Climate finance is crucial to boosting the capabilities of African countries to implement priority climate mitigation and adaptation actions. However, the funds under climate finance mechanisms could be sourced through: bilateral or multilateral, public or private, national or international. Therefore, the failure of the COP 29 Climate finance talks signifies multilateral cluster indifference about the impending adverse climate change events and potential humanitarian crisis largely among the Developing countries.
While the future of a health planet earth lies in being responsible, trustworthy, global partnerships and creating opportunities for all, the failure to reach a mutually beneficial end-game in climate finance talks would only yield confidence erosion in the global climate action agenda.

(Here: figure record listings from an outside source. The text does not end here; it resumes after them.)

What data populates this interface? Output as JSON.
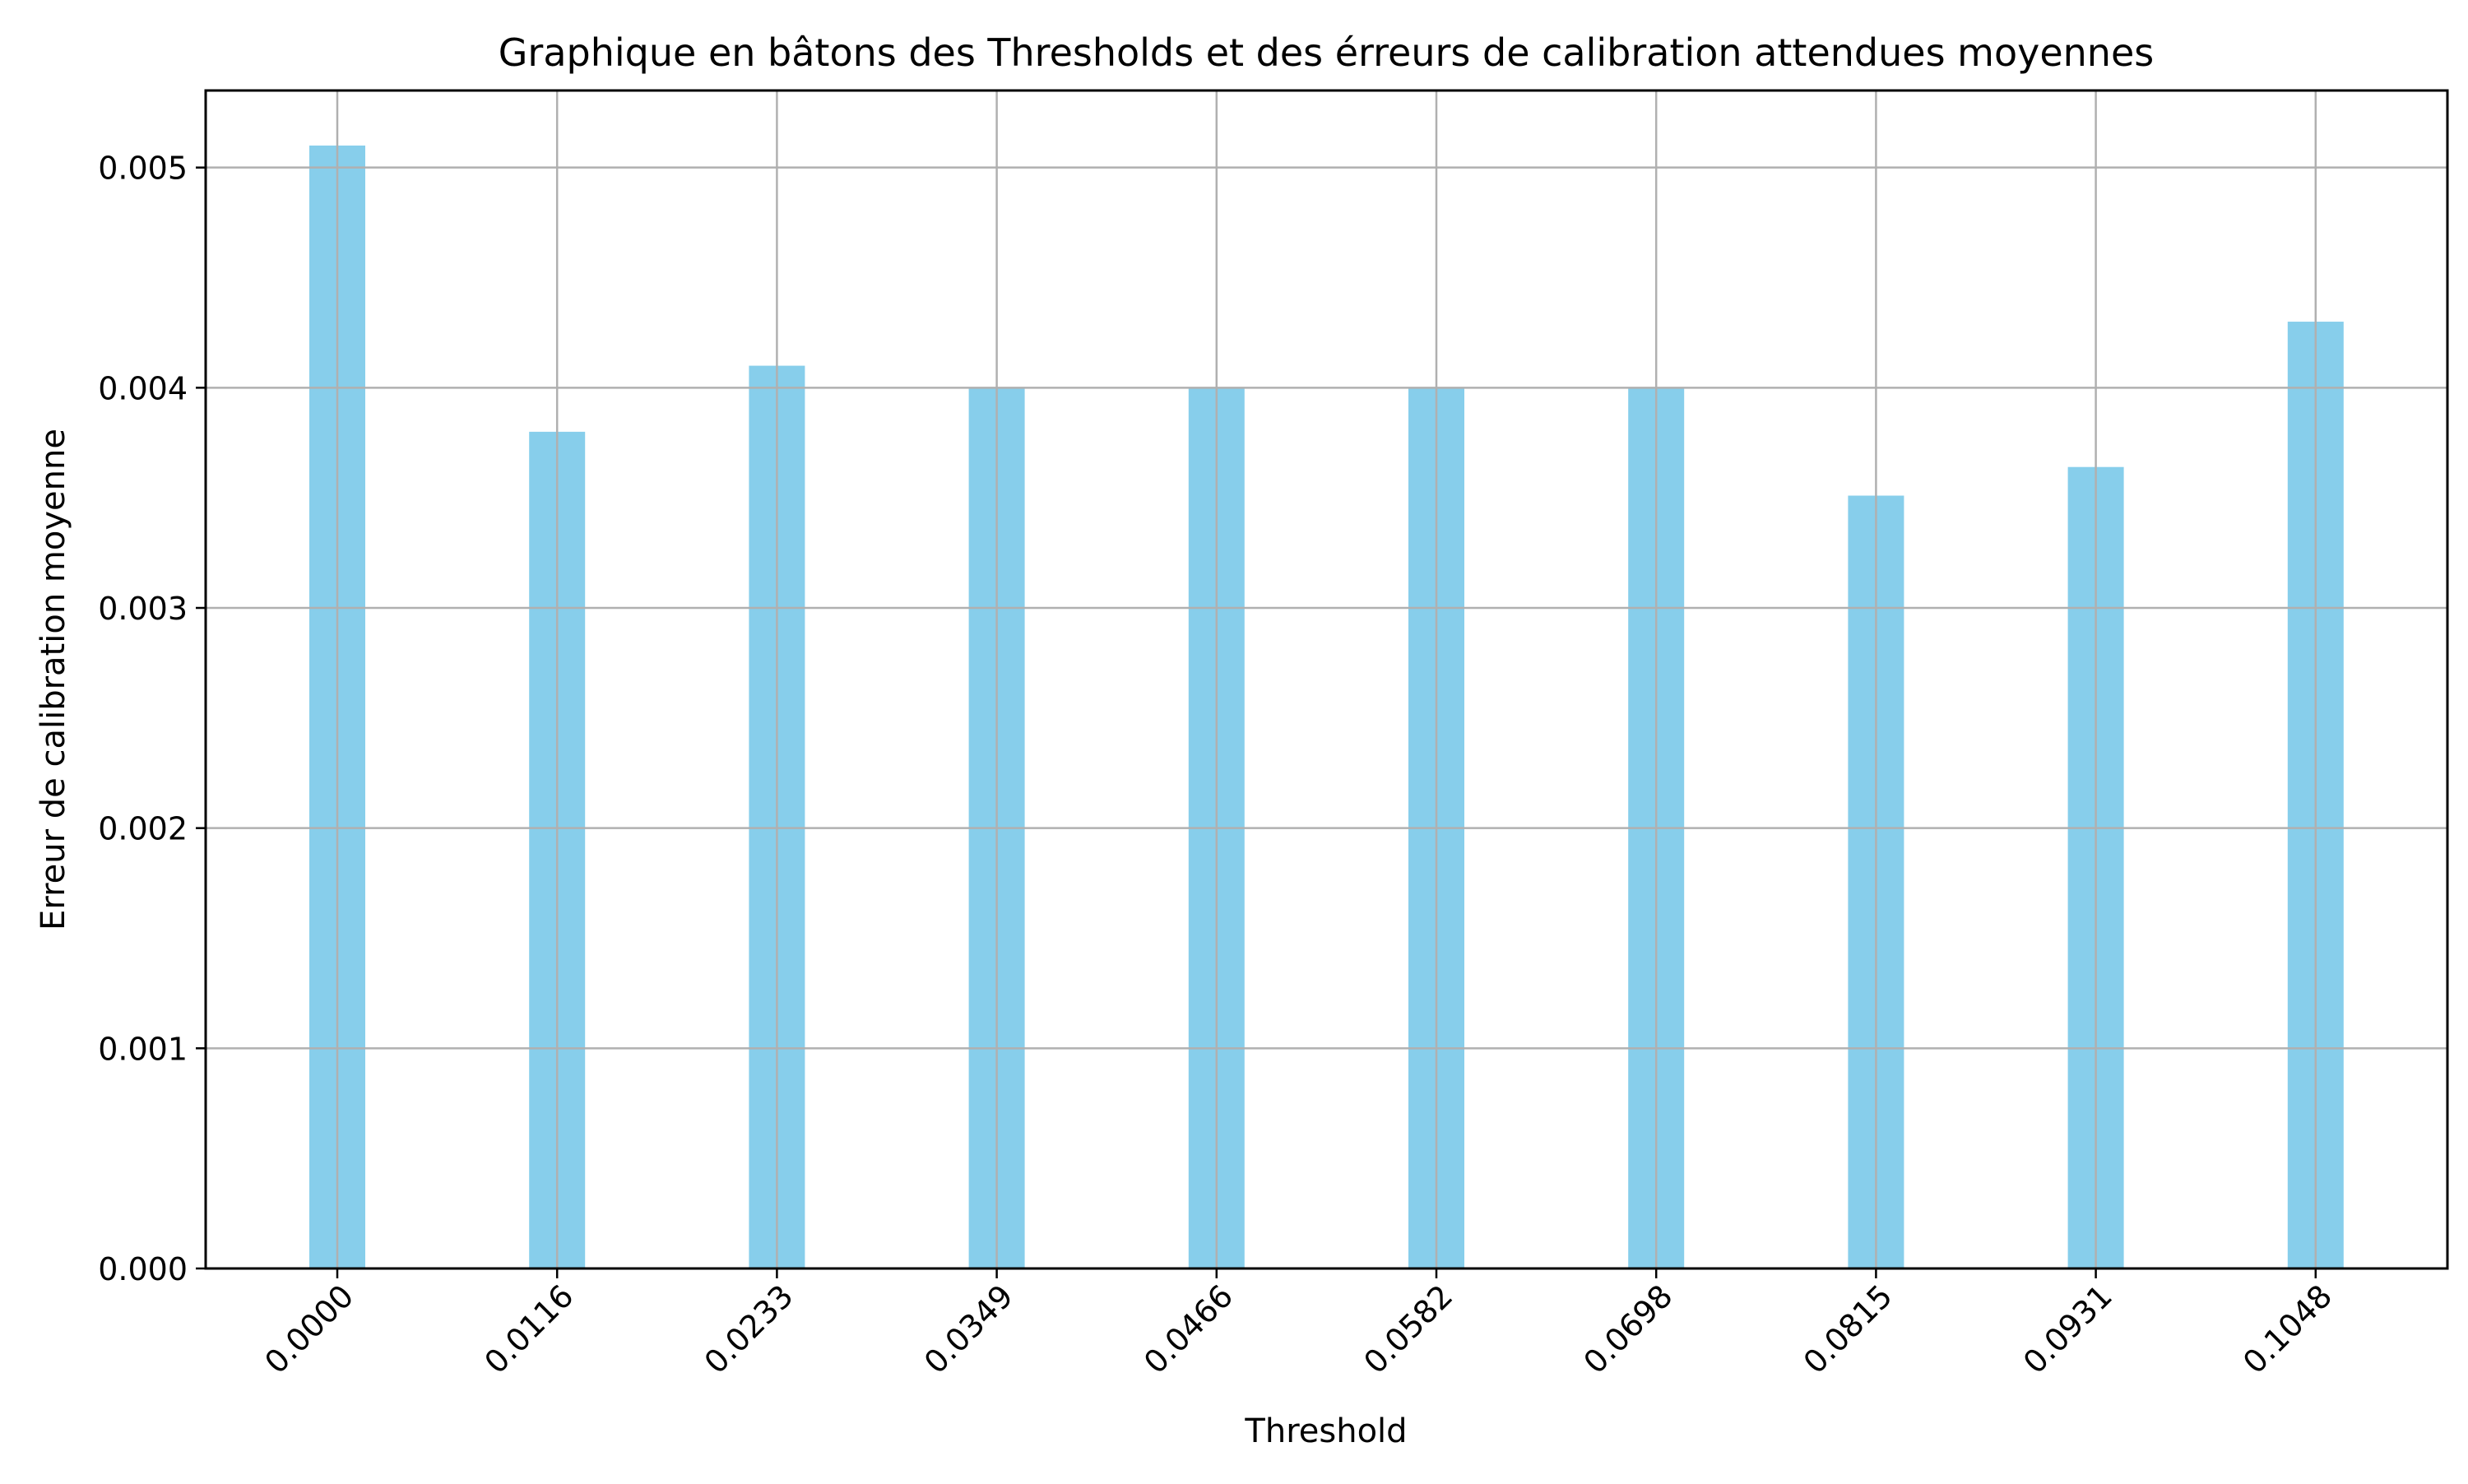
{
  "chart_data": {
    "type": "bar",
    "title": "Graphique en bâtons des Thresholds et des érreurs de calibration attendues moyennes",
    "xlabel": "Threshold",
    "ylabel": "Erreur de calibration moyenne",
    "categories": [
      "0.0000",
      "0.0116",
      "0.0233",
      "0.0349",
      "0.0466",
      "0.0582",
      "0.0698",
      "0.0815",
      "0.0931",
      "0.1048"
    ],
    "values": [
      0.0051,
      0.0038,
      0.0041,
      0.004,
      0.004,
      0.004,
      0.004,
      0.00351,
      0.00364,
      0.0043
    ],
    "ylim": [
      0,
      0.00535
    ],
    "yticks": [
      "0.000",
      "0.001",
      "0.002",
      "0.003",
      "0.004",
      "0.005"
    ],
    "ytick_values": [
      0,
      0.001,
      0.002,
      0.003,
      0.004,
      0.005
    ],
    "grid": true,
    "bar_color": "#87ceeb",
    "grid_color": "#b0b0b0"
  }
}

Amidst the unrelenting climate change events and multilateral climate finance indifference, the Developing countries must start taking charge of their own affairs and create new opportunities for generating domestic revenues or mobilising funds to support scaling up of climate action interventions. The Developing countries may achieve this by rethinking the concept of investment incentives provision and only grant such incentives to firms that demonstrate climate-smart initiatives in their commercial strategies going forward.Developing countries should build tactical resilience and never to succumb to negotiating fatigue but continue to push for a win-win negotiated climate finance deal towards sustainability.